Lenayin had ten provinces-eleven, if one counted the city lands of royal Baen-Tar. A century earlier the Liberation had permanently established longdisputed borders and created a class of nobility to rule over them. In all of the provinces save one, the nobility were Verenthane. The one exception, of course, was Taneryn. Lord Krayliss was the only Goeren-yai great lord in Lenayin. No surprise then that the Hadryn-Taneryn border remained the most troubled in Lenayin. To all the many causes for countless centuries of war between the Hadryn and Taneryn, the Liberation had added religion.

As grand as the Liberation had been, not all the Lenay peoples had shared in its benefits. For the Udalyn peoples, the Liberation had proven a disaster. Today, they lived trapped in their valley within the boundaries of Hadryn, holding fiercely to the old ways, despite the Hadryn's attempts to convert them or kill them. The Taneryn considered them heroes. The Hadryn, heretics. It remained perhaps the most emotive of unresolved conflicts in Lenayin. For Goeren-yai across Lenayin, the Udalyn represented antiquity, the old ways from before the Liberation, too strong to die, too proud to give up the fight. If the Udalyn were somehow involved in this latest calamity, Sasha reckoned, then matters could become very grim indeed.

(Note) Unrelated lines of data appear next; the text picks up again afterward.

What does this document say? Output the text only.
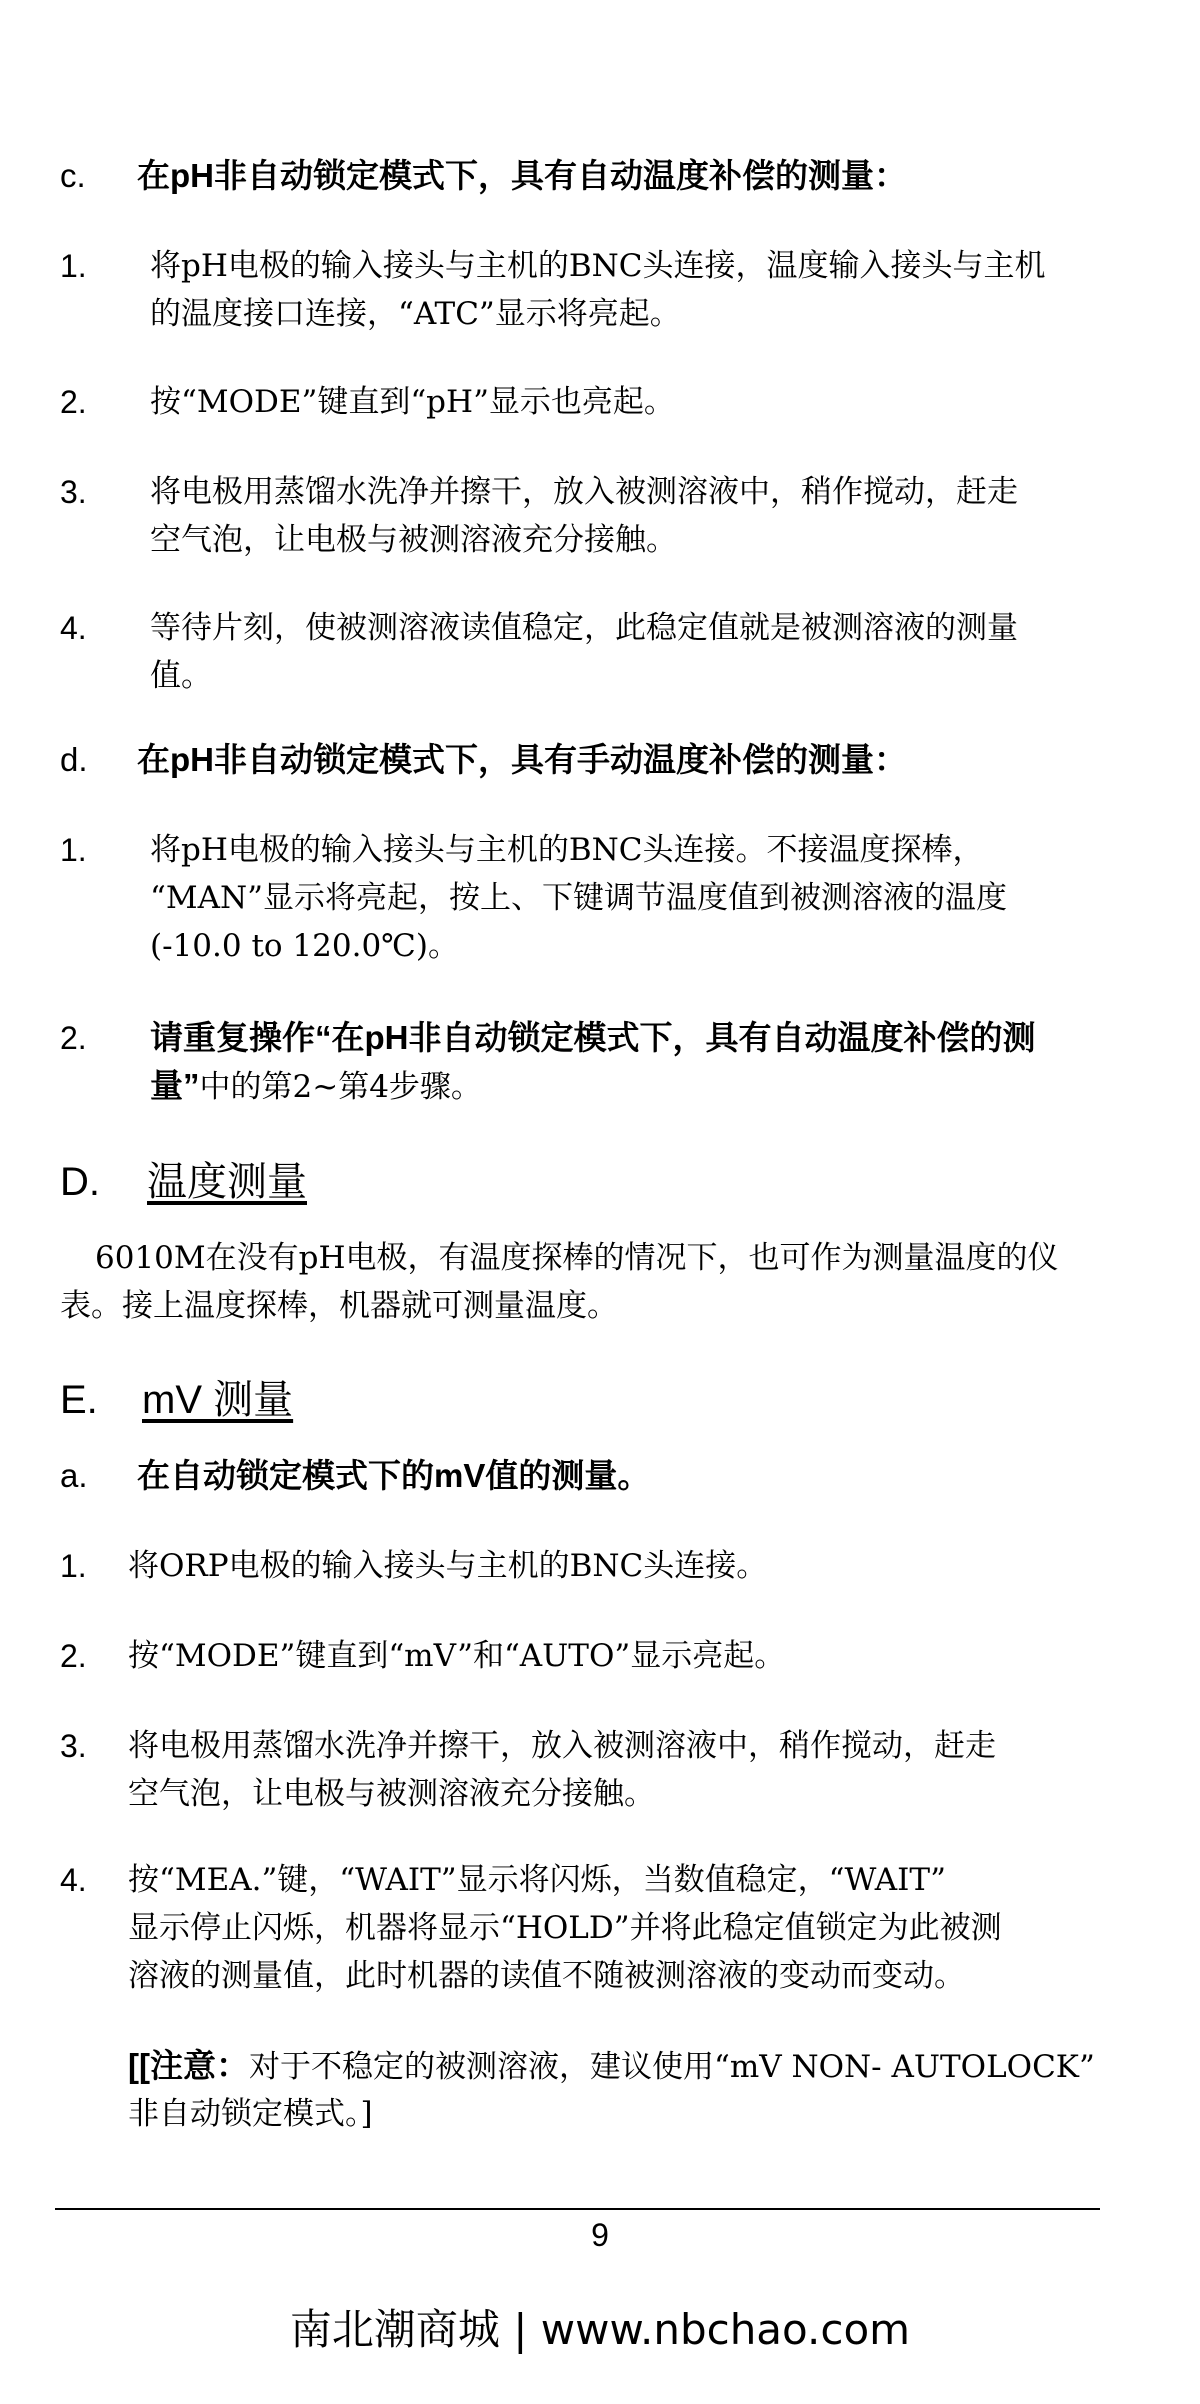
c. 在pH非自动锁定模式下，具有自动温度补偿的测量：
1. 将pH电极的输入接头与主机的BNC头连接，温度输入接头与主机
的温度接口连接，“ATC”显示将亮起。
2. 按“MODE”键直到“pH”显示也亮起。
3. 将电极用蒸馏水洗净并擦干，放入被测溶液中，稍作搅动，赶走
空气泡，让电极与被测溶液充分接触。
4. 等待片刻，使被测溶液读值稳定，此稳定值就是被测溶液的测量
值。
d. 在pH非自动锁定模式下，具有手动温度补偿的测量：
1. 将pH电极的输入接头与主机的BNC头连接。不接温度探棒，
“MAN”显示将亮起，按上、下键调节温度值到被测溶液的温度
(-10.0 to 120.0℃)。
2. 请重复操作“在pH非自动锁定模式下，具有自动温度补偿的测
量”中的第2~第4步骤。
D. 温度测量
6010M在没有pH电极，有温度探棒的情况下，也可作为测量温度的仪
表。接上温度探棒，机器就可测量温度。
E. mV 测量
a. 在自动锁定模式下的mV值的测量。
1. 将ORP电极的输入接头与主机的BNC头连接。
2. 按“MODE”键直到“mV”和“AUTO”显示亮起。
3. 将电极用蒸馏水洗净并擦干，放入被测溶液中，稍作搅动，赶走
空气泡，让电极与被测溶液充分接触。
4. 按“MEA.”键，“WAIT”显示将闪烁，当数值稳定，“WAIT”
显示停止闪烁，机器将显示“HOLD”并将此稳定值锁定为此被测
溶液的测量值，此时机器的读值不随被测溶液的变动而变动。
[[注意：对于不稳定的被测溶液，建议使用“mV NON- AUTOLOCK”
非自动锁定模式。]
9
南北潮商城 | www.nbchao.com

"Rashyd's men were on manoeuvre, we heard," said Captain Tyrun, downing his mouthful with a gulp of wine. Tyrun had a lean, angular face, like the falcon from which his unit took its name. His nose was large, his moustache broad and drooping. Less well clipped, Sasha noted with reluctant curiosity, than most Verenthane officers, although his face bore no sign of the ink quill, nor his ears of rings or other, pagan decoration. Most likely he was no Goeren-yai, although if he wore a Verenthane medallion, it lay hidden beneath his tunic. "It seems he was killed within Taneryn borders. What he was doing there, if he was there, we don't know."

"Making nuisance, most likely," Teriyan remarked around a mouthful. "Hadryn's claimed the western parts of Taneryn for centuries, damn Rashyd's been angling for a war since his father died."

"Words were exchanged," Tyrun continued, ignoring the dark look that Damon fixed on Teriyan. "A fight ensued between Rashyd's men and Krayliss's. Some were killed on both sides. And Krayliss killed Rashyd personally, with clear intent. So the messenger said."